Мы просто становились грелками друг для друга.
Он уже был мне больше, чем другом, любовником, парнем. Он перестал быть моей тенью и наваждением. Меня осуждали, что я позволяю ему это.
Он просто был.
Первым, о ком я думала, когда просыпалась - даже если иногда это была единственная мысль о нем за целый день. Первым, о ком я вздрагивала, когда слышала о чьих-то травмах, авариях или болезнях - даже если я абсолютно точно знала, что с ним все в порядке, и он куда внимательнее, осторожнее и расчетливее, чем я. Первым, с кем я могла быть собой - даже зная, что многое во мне он когда-то придумал и до сих пор безуспешно искал это в моих поступках.

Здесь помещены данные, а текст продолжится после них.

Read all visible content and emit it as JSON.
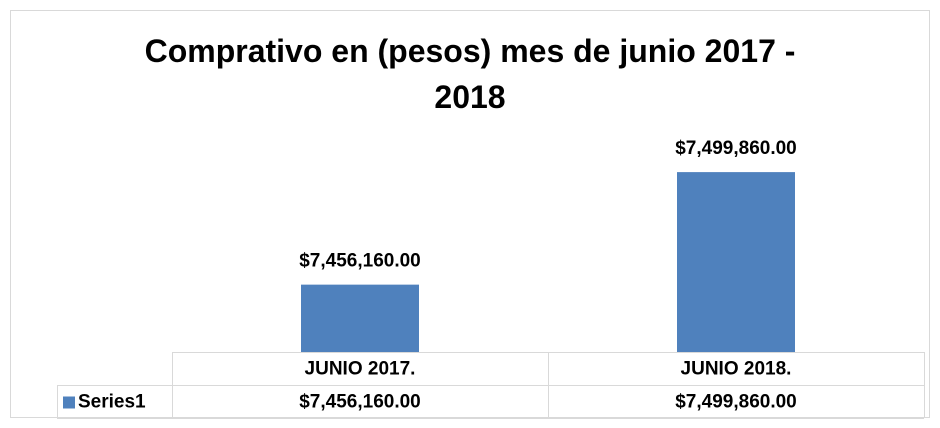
{
  "chart_data": {
    "type": "bar",
    "title": "Comprativo en (pesos) mes de  junio 2017 - 2018",
    "categories": [
      "JUNIO 2017.",
      "JUNIO 2018."
    ],
    "series": [
      {
        "name": "Series1",
        "color": "#4f81bd",
        "values": [
          7456160,
          7499860
        ],
        "value_labels": [
          "$7,456,160.00",
          "$7,499,860.00"
        ]
      }
    ],
    "ylim": [
      7430000,
      7510000
    ]
  }
}
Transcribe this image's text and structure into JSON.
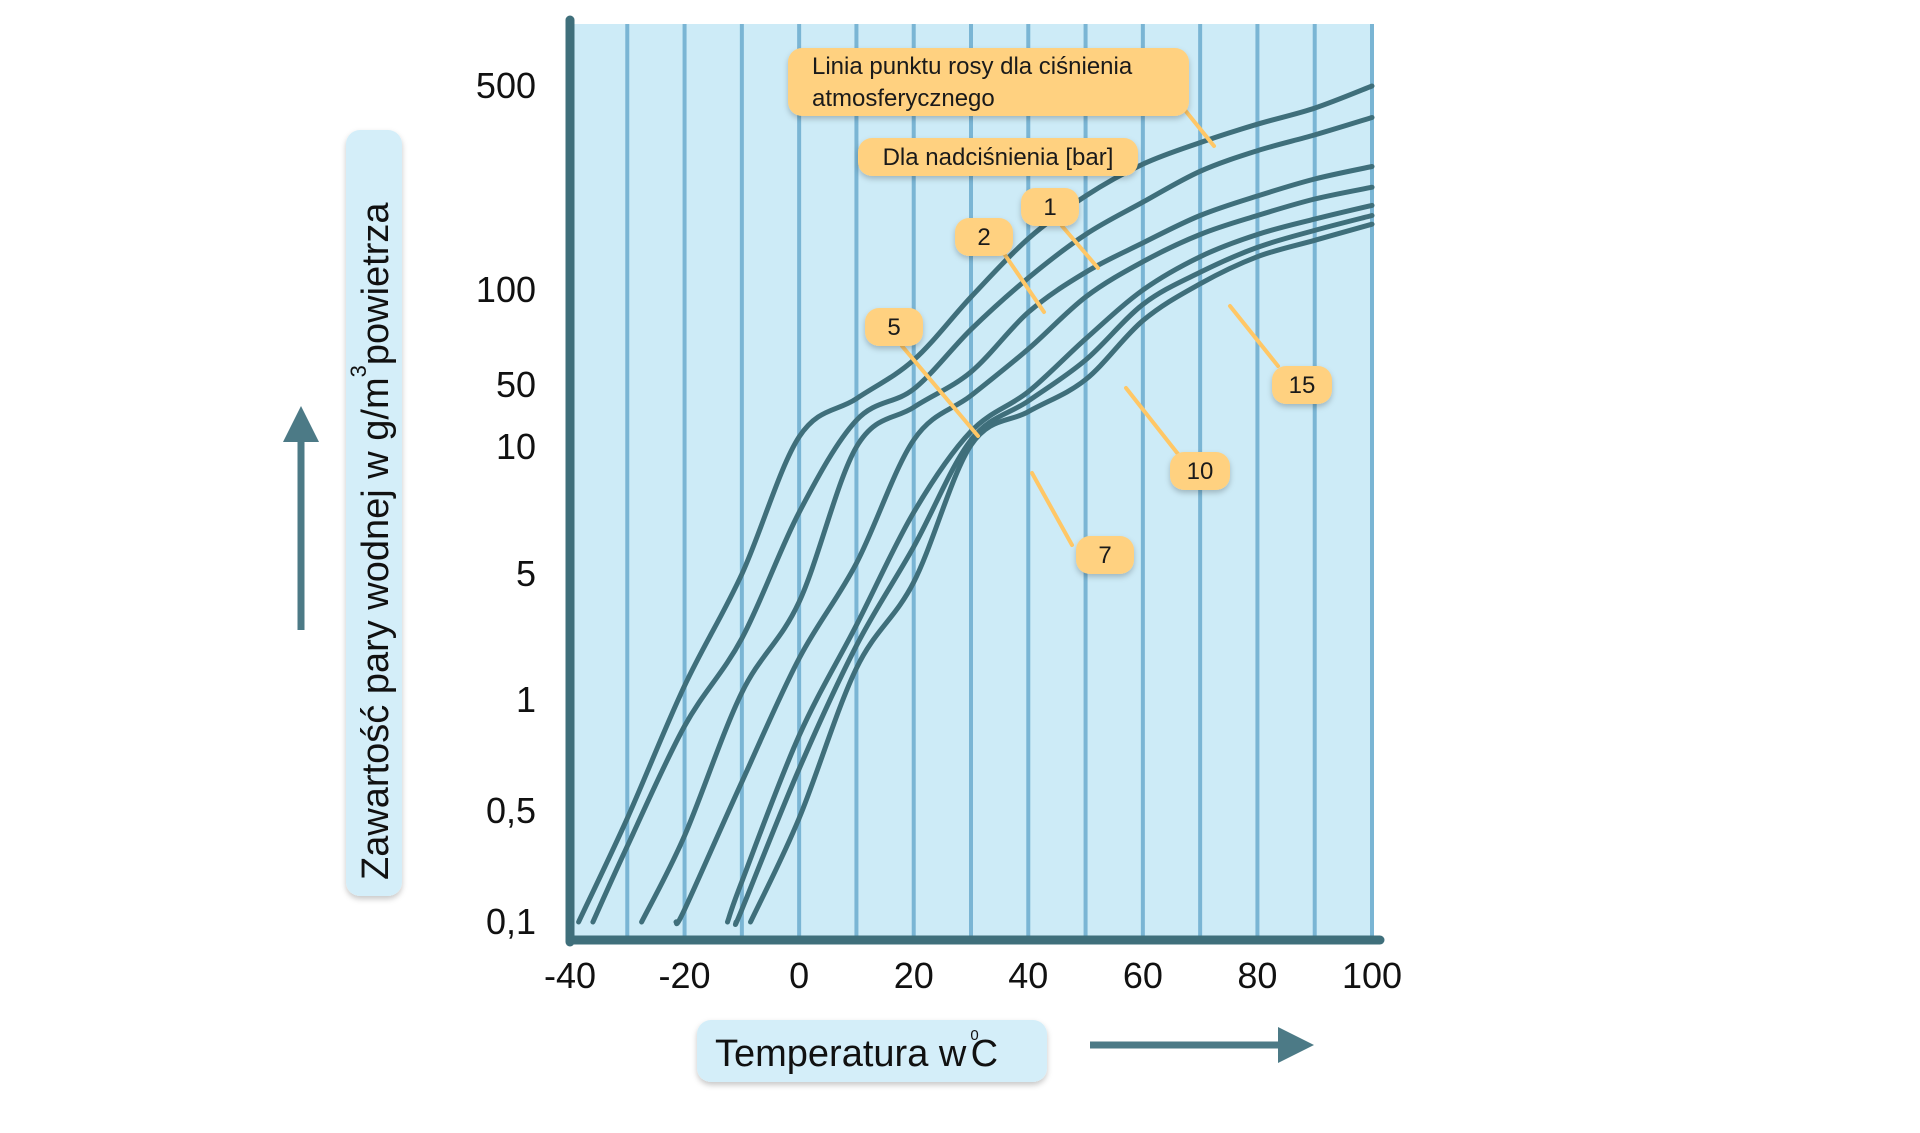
{
  "colors": {
    "plot_background": "#cdebf7",
    "vertical_gridline": "#7ab5d4",
    "curve": "#3f6f7b",
    "axis": "#3f6f7b",
    "label_box": "#ffd180",
    "title_box": "#d4eef9",
    "arrow": "#4c7a86"
  },
  "chart_data": {
    "type": "line",
    "x_scale": "linear",
    "y_scale": "nonuniform-log",
    "xlim": [
      -40,
      100
    ],
    "x_ticks": [
      -40,
      -20,
      0,
      20,
      40,
      60,
      80,
      100
    ],
    "x_tick_labels": [
      "-40",
      "-20",
      "0",
      "20",
      "40",
      "60",
      "80",
      "100"
    ],
    "y_ticks": [
      0.1,
      0.5,
      1,
      5,
      10,
      50,
      100,
      500
    ],
    "y_tick_labels": [
      "0,1",
      "0,5",
      "1",
      "5",
      "10",
      "50",
      "100",
      "500"
    ],
    "vertical_grid_x": [
      -30,
      -20,
      -10,
      0,
      10,
      20,
      30,
      40,
      50,
      60,
      70,
      80,
      90,
      100
    ],
    "xlabel": "Temperatura w °C",
    "xlabel_parts": {
      "text": "Temperatura w",
      "degree": "0",
      "unit": "C"
    },
    "ylabel": "Zawartość pary wodnej w g/m³ powietrza",
    "ylabel_parts": {
      "before": "Zawartość pary wodnej w g/m",
      "superscript": "3",
      "after": "powietrza"
    },
    "annotations": {
      "atmospheric": "Linia punktu rosy dla ciśnienia atmosferycznego",
      "atmospheric_line1": "Linia punktu rosy dla ciśnienia",
      "atmospheric_line2": "atmosferycznego",
      "overpressure": "Dla nadciśnienia [bar]"
    },
    "series": [
      {
        "name": "ciśnienie atmosferyczne",
        "label": "",
        "x": [
          -38.5,
          -30,
          -20,
          -10,
          0,
          10,
          20,
          30,
          40,
          50,
          60,
          70,
          80,
          90,
          100
        ],
        "y": [
          0.1,
          0.45,
          1.2,
          5,
          13,
          35,
          60,
          95,
          150,
          210,
          270,
          320,
          370,
          420,
          500
        ]
      },
      {
        "name": "1 bar",
        "label": "1",
        "x": [
          -36,
          -30,
          -20,
          -10,
          0,
          10,
          20,
          30,
          40,
          50,
          60,
          70,
          80,
          90,
          100
        ],
        "y": [
          0.1,
          0.3,
          0.85,
          2.2,
          7,
          20,
          45,
          75,
          110,
          155,
          200,
          255,
          300,
          340,
          390
        ]
      },
      {
        "name": "2 bar",
        "label": "2",
        "x": [
          -27.5,
          -20,
          -10,
          0,
          10,
          20,
          30,
          40,
          50,
          60,
          70,
          80,
          90,
          100
        ],
        "y": [
          0.1,
          0.35,
          1.1,
          3.5,
          10,
          28,
          55,
          85,
          115,
          145,
          180,
          210,
          240,
          265
        ]
      },
      {
        "name": "5 bar",
        "label": "5",
        "x": [
          -21.5,
          -20,
          -10,
          0,
          10,
          20,
          30,
          40,
          50,
          60,
          70,
          80,
          90,
          100
        ],
        "y": [
          0.1,
          0.12,
          0.6,
          1.7,
          5.3,
          12,
          38,
          65,
          95,
          125,
          155,
          180,
          205,
          225
        ]
      },
      {
        "name": "7 bar",
        "label": "7",
        "x": [
          -12.5,
          -10,
          0,
          10,
          20,
          30,
          40,
          50,
          60,
          70,
          80,
          90,
          100
        ],
        "y": [
          0.1,
          0.18,
          0.8,
          2.6,
          7,
          15,
          42,
          70,
          100,
          130,
          155,
          175,
          195
        ]
      },
      {
        "name": "10 bar",
        "label": "10",
        "x": [
          -11,
          -10,
          0,
          10,
          20,
          30,
          40,
          50,
          60,
          70,
          80,
          90,
          100
        ],
        "y": [
          0.1,
          0.12,
          0.65,
          2,
          5.8,
          12,
          33,
          60,
          90,
          115,
          140,
          160,
          180
        ]
      },
      {
        "name": "15 bar",
        "label": "15",
        "x": [
          -8.5,
          0,
          10,
          20,
          30,
          40,
          50,
          60,
          70,
          80,
          90,
          100
        ],
        "y": [
          0.1,
          0.45,
          1.5,
          4.5,
          10.5,
          25,
          52,
          80,
          105,
          130,
          148,
          168
        ]
      }
    ]
  }
}
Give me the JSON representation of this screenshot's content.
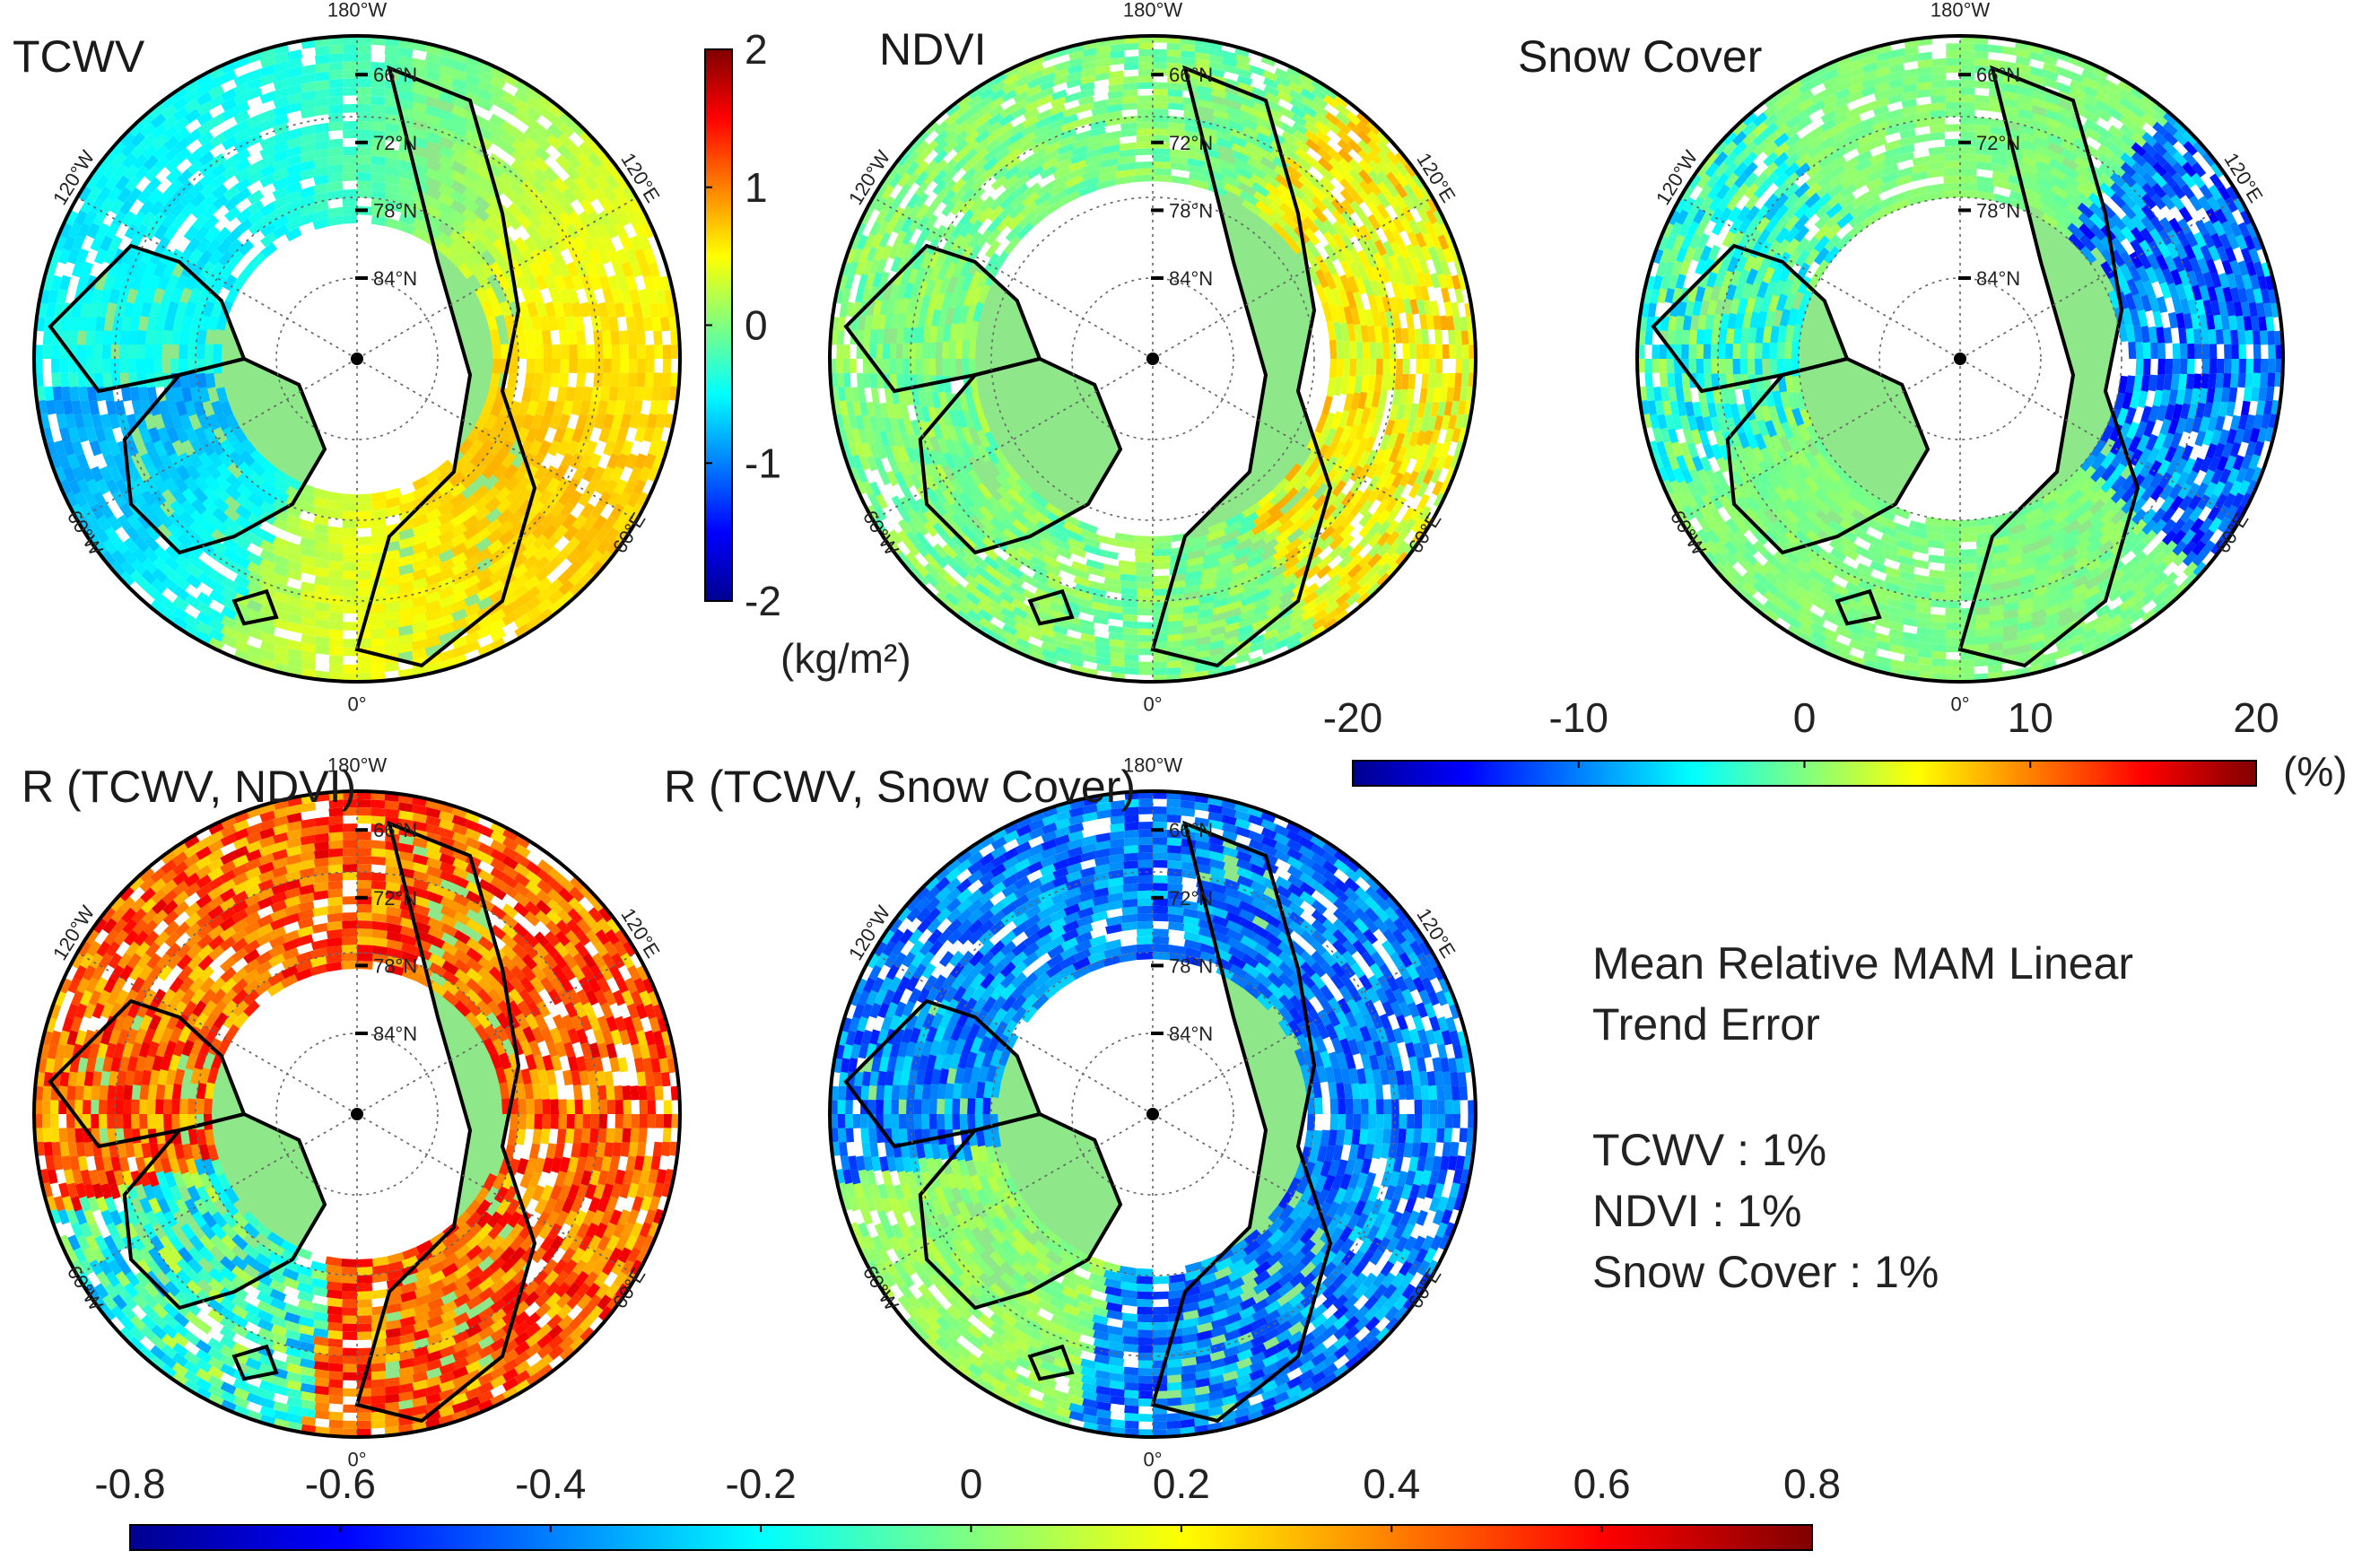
{
  "chart_data": [
    {
      "type": "heatmap",
      "projection": "north-polar-stereographic",
      "title": "TCWV",
      "description_units": "kg/m2",
      "lat_labels": [
        "66°N",
        "72°N",
        "78°N",
        "84°N"
      ],
      "lon_labels": [
        "180°W",
        "120°E",
        "60°E",
        "0°",
        "60°W",
        "120°W"
      ],
      "colorbar": {
        "title": "(kg/m²)",
        "range": [
          -2,
          2
        ],
        "ticks": [
          "2",
          "1",
          "0",
          "-1",
          "-2"
        ],
        "orientation": "vertical"
      }
    },
    {
      "type": "heatmap",
      "projection": "north-polar-stereographic",
      "title": "NDVI",
      "lat_labels": [
        "66°N",
        "72°N",
        "78°N",
        "84°N"
      ],
      "lon_labels": [
        "180°W",
        "120°E",
        "60°E",
        "0°",
        "60°W",
        "120°W"
      ]
    },
    {
      "type": "heatmap",
      "projection": "north-polar-stereographic",
      "title": "Snow Cover",
      "lat_labels": [
        "66°N",
        "72°N",
        "78°N",
        "84°N"
      ],
      "lon_labels": [
        "180°W",
        "120°E",
        "60°E",
        "0°",
        "60°W",
        "120°W"
      ],
      "colorbar": {
        "title": "(%)",
        "range": [
          -20,
          20
        ],
        "ticks": [
          "-20",
          "-10",
          "0",
          "10",
          "20"
        ],
        "orientation": "horizontal"
      }
    },
    {
      "type": "heatmap",
      "projection": "north-polar-stereographic",
      "title": "R (TCWV, NDVI)",
      "lat_labels": [
        "66°N",
        "72°N",
        "78°N",
        "84°N"
      ],
      "lon_labels": [
        "180°W",
        "120°E",
        "60°E",
        "0°",
        "60°W",
        "120°W"
      ]
    },
    {
      "type": "heatmap",
      "projection": "north-polar-stereographic",
      "title": "R (TCWV, Snow Cover)",
      "lat_labels": [
        "66°N",
        "72°N",
        "78°N",
        "84°N"
      ],
      "lon_labels": [
        "180°W",
        "120°E",
        "60°E",
        "0°",
        "60°W",
        "120°W"
      ],
      "colorbar": {
        "title": "",
        "range": [
          -0.8,
          0.8
        ],
        "ticks": [
          "-0.8",
          "-0.6",
          "-0.4",
          "-0.2",
          "0",
          "0.2",
          "0.4",
          "0.6",
          "0.8"
        ],
        "orientation": "horizontal"
      }
    }
  ],
  "annotation": {
    "title_line1": "Mean Relative MAM Linear",
    "title_line2": "Trend Error",
    "items": [
      "TCWV : 1%",
      "NDVI : 1%",
      "Snow Cover : 1%"
    ]
  },
  "colors": {
    "jet": [
      "#00008f",
      "#0000ff",
      "#0080ff",
      "#00ffff",
      "#80ff80",
      "#ffff00",
      "#ff8000",
      "#ff0000",
      "#800000"
    ],
    "land_neutral": "#8ee88a",
    "coast": "#000000",
    "grid": "#666666"
  }
}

Я примирялась со многим, когда слышала его шаркающие шаги по лестнице и звон большой тарелки с неразогретыми бутербродами и пивом, когда он вваливался и взрывал мою нирвану своим аппетитом, болтливостью и неряшливостью. Я ругала его. Я резала эти закуски с тем расчетом, чтобы и мне что-то доставалось. Он смешно морщился и обзывал меня лентяйкой.
Его ноги все так же смешно скользили, когда он наваливался на меня, трогательно, застенчиво целуя мои глаза, прежде чем сказать что-то грязно-пошлое, то, что заводило обоих. Он целовал уголок моих губ, прежде чем накинуться на них, как на только что съеденные бутерброды. Он знал каждый уголок моего тела и пользовался этим, пока я не превращалсь в гелеобразное существо, которое только и знает, что покачиваться, завернутым в простыни и его руки.
Мы тренировались. После этого я любила этот гамак еще больше.
Уезжая из этого дома, я всегда бросала ленивый взгляд под крышу и, не видя его, все равно начинала улыбаться.
Нам было легче поодиночке.
У каждого из нас был такой тыл, с которым одному быть совсем не страшно.